In late 2010, under former FCC Chairman Julius Genachowski, the commission issued an order prohibiting fixed broadband providers from blocking lawful content, applications and services and unreasonably discriminating on their networks.

Those regulations, known more formally as the “Open Internet Order,” were overturned following a successful legal challenge by Verizon Communications Inc.

In January, a federal appeals court in Washington, D.C., ruled the FCC was unlawfully seeking to subject broadband providers to “common carrier” regulations even though the agency classified the companies differently.

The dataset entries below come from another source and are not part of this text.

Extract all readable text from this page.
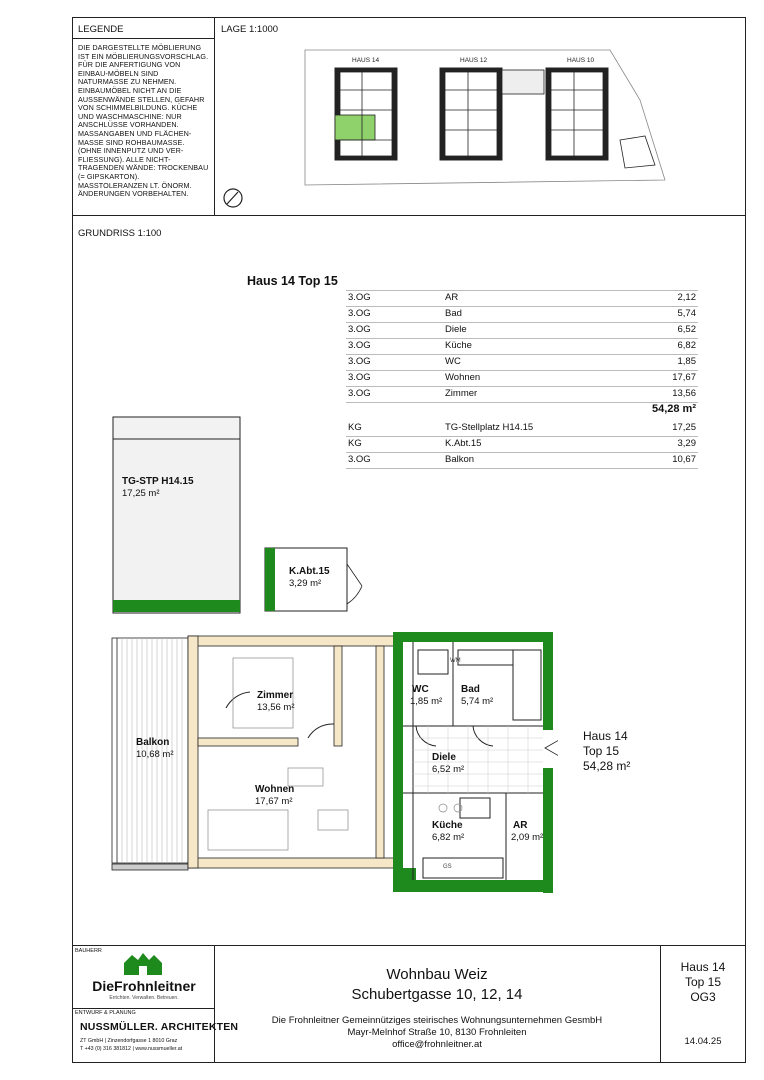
LEGENDE
DIE DARGESTELLTE MÖBLIERUNG IST EIN MÖBLIERUNGSVORSCHLAG. FÜR DIE ANFERTIGUNG VON EINBAU-MÖBELN SIND NATURMASSE ZU NEHMEN. EINBAUMÖBEL NICHT AN DIE AUSSENWÄNDE STELLEN, GEFAHR VON SCHIMMELBILDUNG. KÜCHE UND WASCHMASCHINE: NUR ANSCHLÜSSE VORHANDEN. MASSANGABEN UND FLÄCHEN-MASSE SIND ROHBAUMASSE. (OHNE INNENPUTZ UND VER-FLIESSUNG). ALLE NICHT-TRAGENDEN WÄNDE: TROCKENBAU (= GIPSKARTON). MASSTOLERANZEN LT. ÖNORM. ÄNDERUNGEN VORBEHALTEN.
LAGE 1:1000
HAUS 14	HAUS 12	HAUS 10
GRUNDRISS 1:100
Haus 14 Top 15
3.OG	AR	2,12
3.OG	Bad	5,74
3.OG	Diele	6,52
3.OG	Küche	6,82
3.OG	WC	1,85
3.OG	Wohnen	17,67
3.OG	Zimmer	13,56
54,28 m²
KG	TG-Stellplatz H14.15	17,25
KG	K.Abt.15	3,29
3.OG	Balkon	10,67
TG-STP H14.15
17,25 m²
K.Abt.15
3,29 m²
WM
GS
Zimmer
13,56 m²
Balkon
10,68 m²
Wohnen
17,67 m²
WC
1,85 m²
Bad
5,74 m²
Diele
6,52 m²
Küche
6,82 m²
AR
2,09 m²
Haus 14
Top 15
54,28 m²
BAUHERR
DieFrohnleitner
Errichten. Verwalten. Betreuen.
ENTWURF & PLANUNG
NUSSMÜLLER. ARCHITEKTEN
ZT GmbH | Zinzendorfgasse 1 8010 Graz
T +43 (0) 316 381812 | www.nussmueller.at
Wohnbau Weiz
Schubertgasse 10, 12, 14
Die Frohnleitner Gemeinnütziges steirisches Wohnungsunternehmen GesmbH
Mayr-Melnhof Straße 10, 8130 Frohnleiten
office@frohnleitner.at
Haus 14
Top 15
OG3
14.04.25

“The Court of Appeals made it clear that the FCC could stop harmful conduct if it were found to not be ‘commercially reasonable,'” Wheeler said. “Acting within the constraints of the Court’s decision, the Notice will propose rules that establish a high bar for what is ‘commercially reasonable.'”

Wheeler said his proposal will require that all Internet service providers (ISPs) disclose to subscribers their network policies; prohibits blocking of lawful content; and prevents ISPs from acting “in a commercial unreasonable manner to harm the Internet, including favoring the traffic from an affiliated entity.”

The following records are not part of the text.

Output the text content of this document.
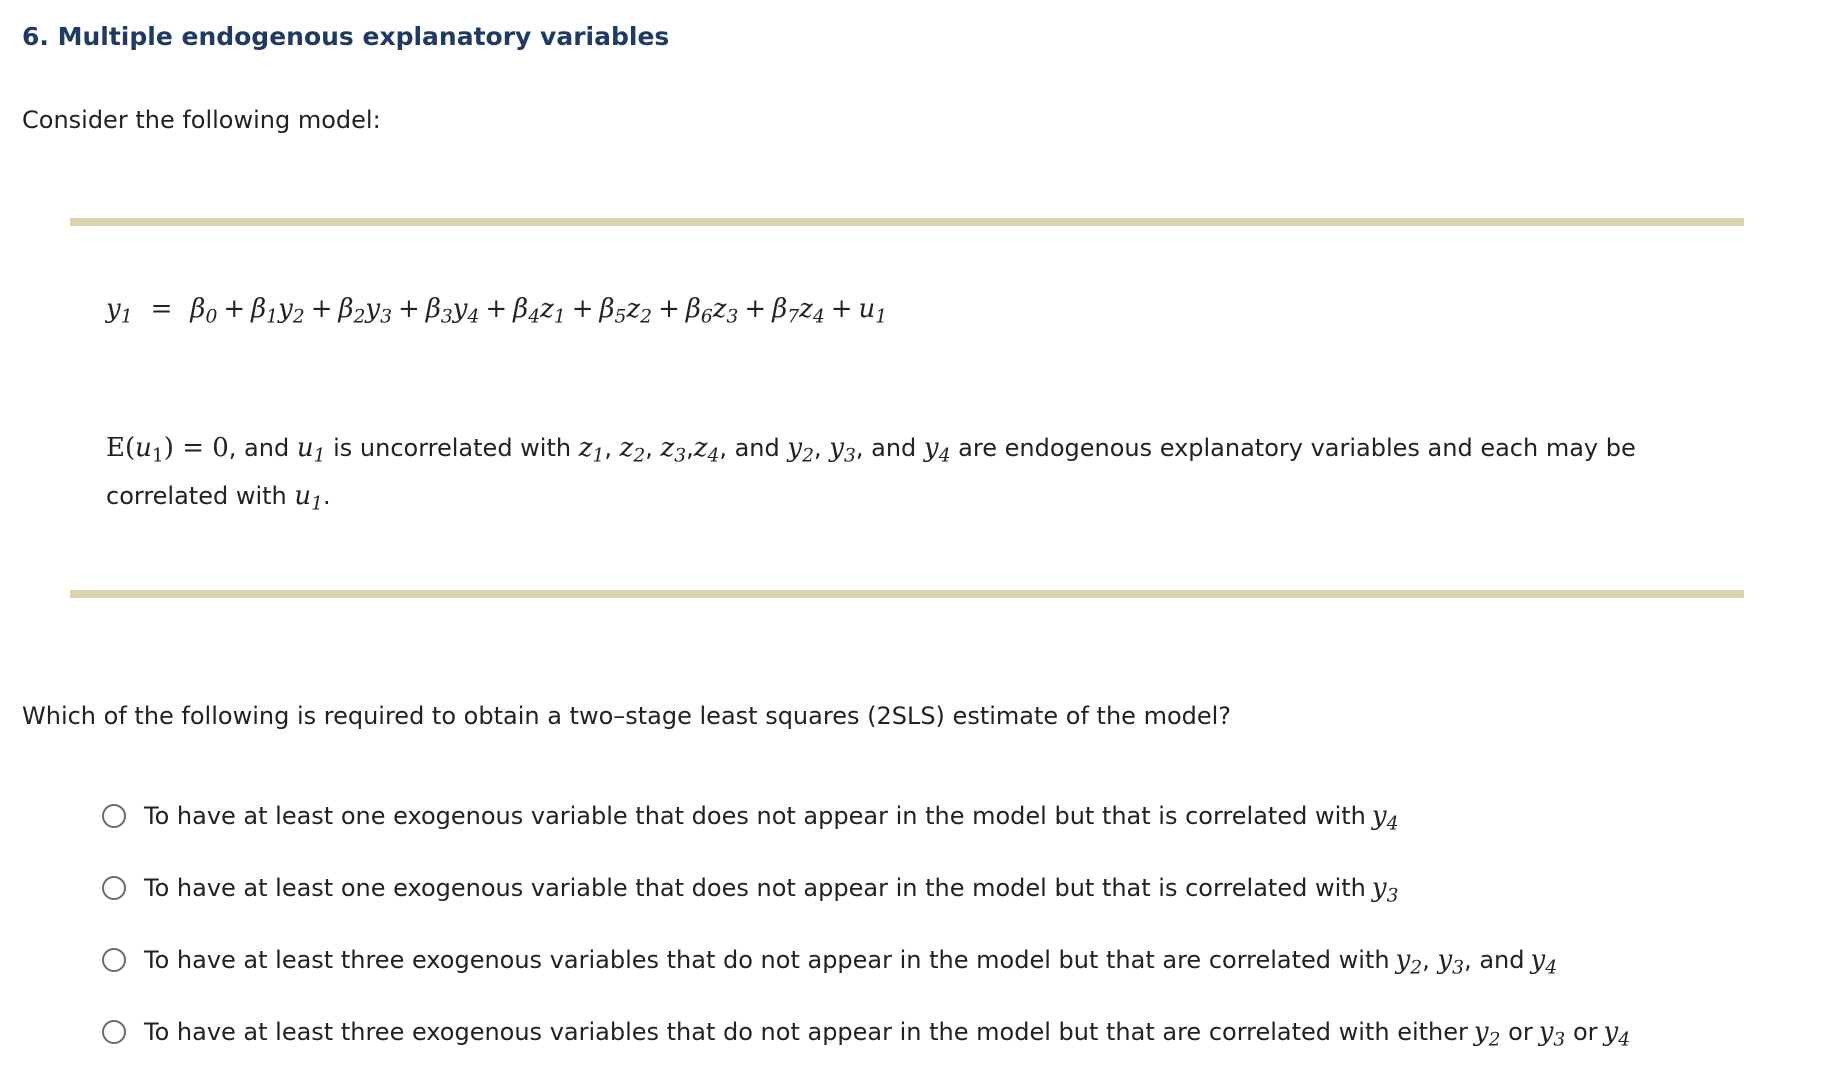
6. Multiple endogenous explanatory variables

Consider the following model:

$y_1 = \beta_0 + \beta_1y_2 + \beta_2y_3 + \beta_3y_4 + \beta_4z_1 + \beta_5z_2 + \beta_6z_3 + \beta_7z_4 + u_1$
$E(u_1) = 0$, and $u_1$ is uncorrelated with $z_1$, $z_2$, $z_3,z_4$, and $y_2$, $y_3$, and $y_4$ are endogenous explanatory variables and each may be correlated with $u_1$.

Which of the following is required to obtain a two–stage least squares (2SLS) estimate of the model?

To have at least one exogenous variable that does not appear in the model but that is correlated with $y_4$
To have at least one exogenous variable that does not appear in the model but that is correlated with $y_3$
To have at least three exogenous variables that do not appear in the model but that are correlated with $y_2$ , $y_3$ , and $y_4$
To have at least three exogenous variables that do not appear in the model but that are correlated with either $y_2$
or $y_3$
or $y_4$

Matthew Howett, a telecoms regulation analyst with Ovum, questioned how FCC would define “commercially reasonable.”

George Foote, a partner at the International law firm Dorsey & Whitney, who has represented telecommunications companies, expressed support for Wheeler’s proposal.

“Allowing higher charges for faster speeds is consistent with a policy of attracting more investment to the most important network in America and improving broadband for all users,” he said in a statement.

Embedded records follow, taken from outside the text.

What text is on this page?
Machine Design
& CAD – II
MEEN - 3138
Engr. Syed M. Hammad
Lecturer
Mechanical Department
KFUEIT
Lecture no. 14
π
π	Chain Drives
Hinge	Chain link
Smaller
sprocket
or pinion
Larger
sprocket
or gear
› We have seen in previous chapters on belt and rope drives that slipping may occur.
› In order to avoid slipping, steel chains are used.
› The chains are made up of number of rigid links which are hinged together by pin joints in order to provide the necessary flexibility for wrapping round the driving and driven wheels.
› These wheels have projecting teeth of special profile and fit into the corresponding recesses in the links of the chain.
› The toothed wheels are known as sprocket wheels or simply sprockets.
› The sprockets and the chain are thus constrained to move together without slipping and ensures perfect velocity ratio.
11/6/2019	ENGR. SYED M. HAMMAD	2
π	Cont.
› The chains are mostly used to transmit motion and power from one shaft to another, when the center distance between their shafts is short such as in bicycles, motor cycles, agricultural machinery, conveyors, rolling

The FCC’s plans to require disclosures regarding network practices aren’t likely to meet legal challenges because a prior disclosure requirement that Verizon challenged in the 2010 Open Internet Order was upheld by the appeals court.

Net neutrality has been a source of vigorous debate, as illustrated by the recent squabble between Comcast Corp. and Netflix. Comcast has pointed out it is the only ISP that is currently bound by the overturned Net neutrality regulations. The cable giant previously agreed to be bound by them as part of its 2011 merger with NBCUniversal.

In its January ruling, the U.S. Court of Appeals for the District of Columbia Circuit found credible the FCC’s position that broadband providers have an incentive to discriminate against competing services.

“As the Commission noted, Voice-over-Internet-Protocol (VoIP) services such as Vonage increasingly serve as substitutes for traditional telephone services, id., and broadband providers like AT&T and Time Warner have acknowledged that online video aggregators such as Netflix and Hulu compete directly with their own ‘core video subscription service,'” the court wrote. “Broadband providers also have powerful incentives to accept fees from edge providers, either in return for excluding their competitors or for granting them prioritized access to end users.